EKS Node Maintenance
Prerequisites
-
Local Docker installation and the docker images from github.com/projectsyn/boatswain (
projectsyn/boatswain:latest
) -
Kubeconfig and AWS credentials for the cluster to upgrade, see the customer’s 'EKS clusters' wiki page for links
Preparation
-
Login to the AWS console for the cluster you want to maintain / upgrade (in case you need to manually intervene)
-
Check out the customer’s
eks-terraform
repository -
Fill in the appropriate values in the following template to configure credentials for AWS and Kubernetes and save it to a file
AWS_ASSUME_ROLE_ARN=arn:aws:iam::123456:role/OrganizationAccountAccessRole (1) AWS_REGION=eu-central-1 (2) AWS_ACCESS_KEY_ID=AKASDF... (3) AWS_SECRET_ACCESS_KEY=helpimtrappedinatokengenerator (4) # This is inside the container so it does not need to be adapted KUBECONFIG=/app/kubeconfig
1 | ARN of Role to assume for the cluster you are maintaining |
2 | Region of the cluster |
3 | Access key for the AWS account from which you can assume the role above |
4 | Secret key for the AWS account |
Docker caveat
Make sure the values are NOT surrounded by |
-
Export the following variables, this allows you to copy-paste the docker commands below
export ENVFILE=/absolute/path/to/env/file export HOST_KUBECONFIG=/absolute/path/to/kubeconfig/for/cluster/on/host alias boatswain='docker run --rm --env-file ${ENVFILE} -v ${HOST_KUBECONFIG}:/app/kubeconfig docker.io/projectsyn/boatswain:latest'
Node maintenance
-
Run
docker pull projectsyn/boatswain:latest
to ensure you are using the latest version of Boatswain. -
Go to the customer’s
eks-terraform
repository and check whether the scheduled pipeline run "Launch template updates" ran successfully. If not, run it manually. -
After the pipeline run succeeds, run
boatswain list-upgradable
to list nodes which are upgradable, that is nodes which are running off an old launch template version. If this command lists no instances, you’re done!
-
Run
boatswain upgrade
to upgrade all upgradable nodes.
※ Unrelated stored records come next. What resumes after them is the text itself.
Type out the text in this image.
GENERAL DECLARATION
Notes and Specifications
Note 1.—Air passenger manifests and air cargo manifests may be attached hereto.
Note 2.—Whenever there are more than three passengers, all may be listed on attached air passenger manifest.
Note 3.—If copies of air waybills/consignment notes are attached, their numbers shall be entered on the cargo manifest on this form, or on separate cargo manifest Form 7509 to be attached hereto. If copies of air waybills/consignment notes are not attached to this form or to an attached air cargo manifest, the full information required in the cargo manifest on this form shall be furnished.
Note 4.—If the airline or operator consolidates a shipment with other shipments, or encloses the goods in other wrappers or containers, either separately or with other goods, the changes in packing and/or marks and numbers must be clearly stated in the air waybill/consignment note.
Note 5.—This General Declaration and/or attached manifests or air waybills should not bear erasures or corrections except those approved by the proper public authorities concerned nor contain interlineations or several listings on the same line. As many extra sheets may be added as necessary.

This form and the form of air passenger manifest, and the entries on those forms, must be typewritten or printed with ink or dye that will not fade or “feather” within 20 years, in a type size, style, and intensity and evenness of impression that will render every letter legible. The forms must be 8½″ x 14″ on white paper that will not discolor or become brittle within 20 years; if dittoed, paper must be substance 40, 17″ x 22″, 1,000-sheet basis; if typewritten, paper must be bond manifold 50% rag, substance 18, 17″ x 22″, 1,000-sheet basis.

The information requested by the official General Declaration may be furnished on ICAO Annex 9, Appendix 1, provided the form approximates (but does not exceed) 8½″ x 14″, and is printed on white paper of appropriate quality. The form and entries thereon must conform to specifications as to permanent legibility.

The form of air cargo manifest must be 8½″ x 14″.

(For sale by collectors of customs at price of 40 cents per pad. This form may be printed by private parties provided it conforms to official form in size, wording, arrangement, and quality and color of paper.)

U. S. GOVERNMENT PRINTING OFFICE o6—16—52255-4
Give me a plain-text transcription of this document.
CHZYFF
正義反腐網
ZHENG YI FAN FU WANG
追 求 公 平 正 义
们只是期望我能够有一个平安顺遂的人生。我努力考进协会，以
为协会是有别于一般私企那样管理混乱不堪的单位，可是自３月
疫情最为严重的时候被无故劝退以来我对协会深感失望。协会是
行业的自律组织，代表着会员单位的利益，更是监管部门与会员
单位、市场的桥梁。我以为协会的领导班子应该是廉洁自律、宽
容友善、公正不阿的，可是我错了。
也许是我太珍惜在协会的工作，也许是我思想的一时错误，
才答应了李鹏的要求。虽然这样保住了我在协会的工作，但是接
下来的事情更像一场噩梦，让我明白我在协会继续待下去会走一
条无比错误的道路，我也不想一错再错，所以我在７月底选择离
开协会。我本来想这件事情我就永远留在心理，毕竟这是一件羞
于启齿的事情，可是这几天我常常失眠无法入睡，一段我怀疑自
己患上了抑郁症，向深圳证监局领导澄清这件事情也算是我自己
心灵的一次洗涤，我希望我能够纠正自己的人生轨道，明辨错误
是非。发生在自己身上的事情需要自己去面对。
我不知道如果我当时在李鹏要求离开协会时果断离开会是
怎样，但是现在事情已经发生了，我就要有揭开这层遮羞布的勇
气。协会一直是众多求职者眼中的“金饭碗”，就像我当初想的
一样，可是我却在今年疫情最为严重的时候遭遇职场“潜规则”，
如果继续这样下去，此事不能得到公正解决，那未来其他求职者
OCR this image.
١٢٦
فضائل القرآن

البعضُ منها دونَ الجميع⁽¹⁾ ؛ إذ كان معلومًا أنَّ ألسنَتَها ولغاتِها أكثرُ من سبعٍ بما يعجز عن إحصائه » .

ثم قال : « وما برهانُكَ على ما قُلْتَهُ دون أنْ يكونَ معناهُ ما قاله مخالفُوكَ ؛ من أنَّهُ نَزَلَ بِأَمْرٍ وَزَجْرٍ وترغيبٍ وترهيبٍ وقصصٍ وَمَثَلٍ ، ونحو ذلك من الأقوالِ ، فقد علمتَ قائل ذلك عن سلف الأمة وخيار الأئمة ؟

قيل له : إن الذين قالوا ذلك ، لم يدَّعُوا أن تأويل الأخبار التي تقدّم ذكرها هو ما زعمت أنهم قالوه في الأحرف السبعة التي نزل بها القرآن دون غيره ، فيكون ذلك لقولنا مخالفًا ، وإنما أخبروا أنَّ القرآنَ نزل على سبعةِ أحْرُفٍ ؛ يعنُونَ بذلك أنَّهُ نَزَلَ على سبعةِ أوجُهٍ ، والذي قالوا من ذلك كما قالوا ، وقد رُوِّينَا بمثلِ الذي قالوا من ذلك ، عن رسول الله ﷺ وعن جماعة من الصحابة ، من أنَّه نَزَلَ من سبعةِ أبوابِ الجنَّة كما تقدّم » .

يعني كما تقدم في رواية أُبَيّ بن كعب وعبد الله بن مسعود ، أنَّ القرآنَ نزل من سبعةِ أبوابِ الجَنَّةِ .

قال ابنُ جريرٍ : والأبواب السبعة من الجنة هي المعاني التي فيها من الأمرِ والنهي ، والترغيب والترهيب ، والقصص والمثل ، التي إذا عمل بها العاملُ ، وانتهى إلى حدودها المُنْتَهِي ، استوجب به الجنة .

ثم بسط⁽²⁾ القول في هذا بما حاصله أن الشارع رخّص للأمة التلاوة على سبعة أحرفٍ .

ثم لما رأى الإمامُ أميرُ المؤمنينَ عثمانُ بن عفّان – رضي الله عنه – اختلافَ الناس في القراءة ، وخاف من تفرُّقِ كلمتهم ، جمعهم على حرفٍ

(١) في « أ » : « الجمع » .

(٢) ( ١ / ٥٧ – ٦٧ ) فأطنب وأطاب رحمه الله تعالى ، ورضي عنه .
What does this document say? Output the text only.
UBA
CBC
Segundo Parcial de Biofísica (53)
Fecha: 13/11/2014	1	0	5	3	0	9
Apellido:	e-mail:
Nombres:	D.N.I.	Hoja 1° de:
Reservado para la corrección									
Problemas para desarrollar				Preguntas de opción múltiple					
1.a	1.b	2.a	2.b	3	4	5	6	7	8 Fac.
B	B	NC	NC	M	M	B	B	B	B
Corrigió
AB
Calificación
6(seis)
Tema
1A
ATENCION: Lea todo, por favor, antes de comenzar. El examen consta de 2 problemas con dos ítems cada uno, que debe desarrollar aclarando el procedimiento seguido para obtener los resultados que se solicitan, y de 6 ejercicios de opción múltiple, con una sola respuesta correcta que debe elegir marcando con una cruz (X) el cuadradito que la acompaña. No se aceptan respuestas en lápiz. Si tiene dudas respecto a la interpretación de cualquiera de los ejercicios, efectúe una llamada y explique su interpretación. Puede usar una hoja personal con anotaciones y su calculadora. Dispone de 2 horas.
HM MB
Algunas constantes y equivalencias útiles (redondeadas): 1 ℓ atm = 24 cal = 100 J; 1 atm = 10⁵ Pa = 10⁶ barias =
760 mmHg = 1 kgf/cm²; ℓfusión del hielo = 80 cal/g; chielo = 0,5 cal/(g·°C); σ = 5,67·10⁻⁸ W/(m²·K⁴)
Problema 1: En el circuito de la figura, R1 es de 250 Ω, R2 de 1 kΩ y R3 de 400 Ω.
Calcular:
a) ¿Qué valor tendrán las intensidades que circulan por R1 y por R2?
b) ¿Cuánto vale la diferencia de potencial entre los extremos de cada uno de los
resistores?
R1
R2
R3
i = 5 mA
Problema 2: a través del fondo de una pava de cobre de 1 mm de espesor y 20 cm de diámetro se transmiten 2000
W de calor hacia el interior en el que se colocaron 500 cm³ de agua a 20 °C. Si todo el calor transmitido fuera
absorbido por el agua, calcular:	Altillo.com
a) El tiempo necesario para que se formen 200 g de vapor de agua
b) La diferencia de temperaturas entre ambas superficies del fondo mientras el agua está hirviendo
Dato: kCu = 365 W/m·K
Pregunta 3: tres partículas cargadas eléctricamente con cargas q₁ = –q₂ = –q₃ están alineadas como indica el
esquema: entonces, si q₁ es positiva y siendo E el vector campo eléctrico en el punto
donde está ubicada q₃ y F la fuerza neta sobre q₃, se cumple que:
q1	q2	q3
See Resuming an upgrade if boatswain aborts at this stage.
-
Note that the following two options can’t be combined!
-
You can force an upgrade for all nodes with
boatswain upgrade --force-replace
-
You can force replace a specific nodes with
boatswain upgrade --single-node=ip-10-200-XXX-YYY.REGION.compute.internal
-
Helper Makefile
See git.vshn.net/vshn/eks-maintenance for a helper Makefile
which streamlines the env var handling a bit.
Troubleshooting
Resuming an upgrade
If for some reason boatswain aborted during the "upgrade" step (and the old instance was already detached from the ASG), you get to do its job:
-
Wait for the new instance to appear in Rancher and become
Ready
-
Drain the old instance (should already be cordoned) via Rancher
-
Terminate the old instance from EC2